I chose to write about a woman, because my setting (the late 1880’s) was most definitely a ‘mans world’ AND I chose my female character NOT to be the busty amazonian in short shorts and tight shirts, or that simpering woman always waiting to get rescued by a man, nope with Amy I wanted to avoid those tropes and cliches. 

She’s my attempt at an ‘every woman’ character, a woman that many could relate to.  She fails, she is cut, she is violently beaten and abused, but she survives.  And this theme of violence against women was one I wanted to get right, not to abuse, not to trivialise or titillate.  Cuts hurt, scars remain, and nightmares come back.

Risks are taken, and real-world consequences paid.
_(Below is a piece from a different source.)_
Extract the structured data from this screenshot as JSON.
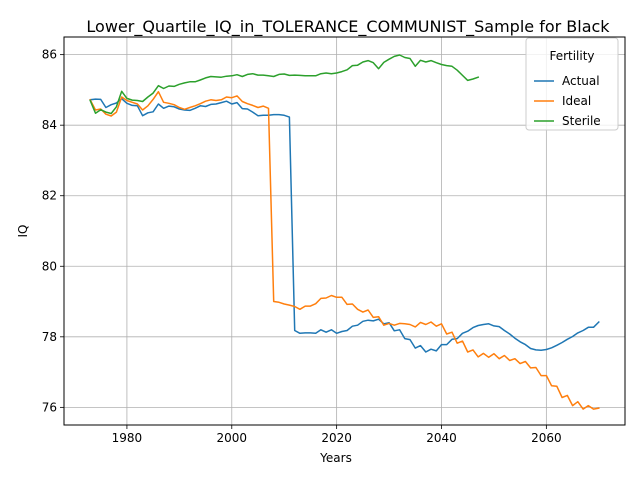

We added into our mix a dash of SteamPunk with an eccentric professor and a gifted flying machine, and we sprinkled this tale with a liberal dose of magic, fairy tales and Irish mythology.

The rules say that such a tale should sit around 80,000 words – volume one sits at 130,000.  You are also told NOT to write a series before you’ve managed to sell book one…  Amy and her adventures are four complete tales with a fifth in the works.

All of this may explain why I’m currently failing to succeed in the traditionally published market – an industry seemingly dominated by cold and timid souls whose idea of risk taking is commissioning yet another ‘Twilight Saga’ teenage romance by numbers missive…

Could be that, or indeed my tall tales are indeed without merit – could be option B.    

So, while we contemplate the many mysteries of the publishing world, while we stare at that knot that ties the oxcart to a wall, while all these things happen, while the sands of life trickle through the timer, while all of this (and long sentences) continues, I wish you all the best that life has to offer – stay safe and hug the ones you love!!!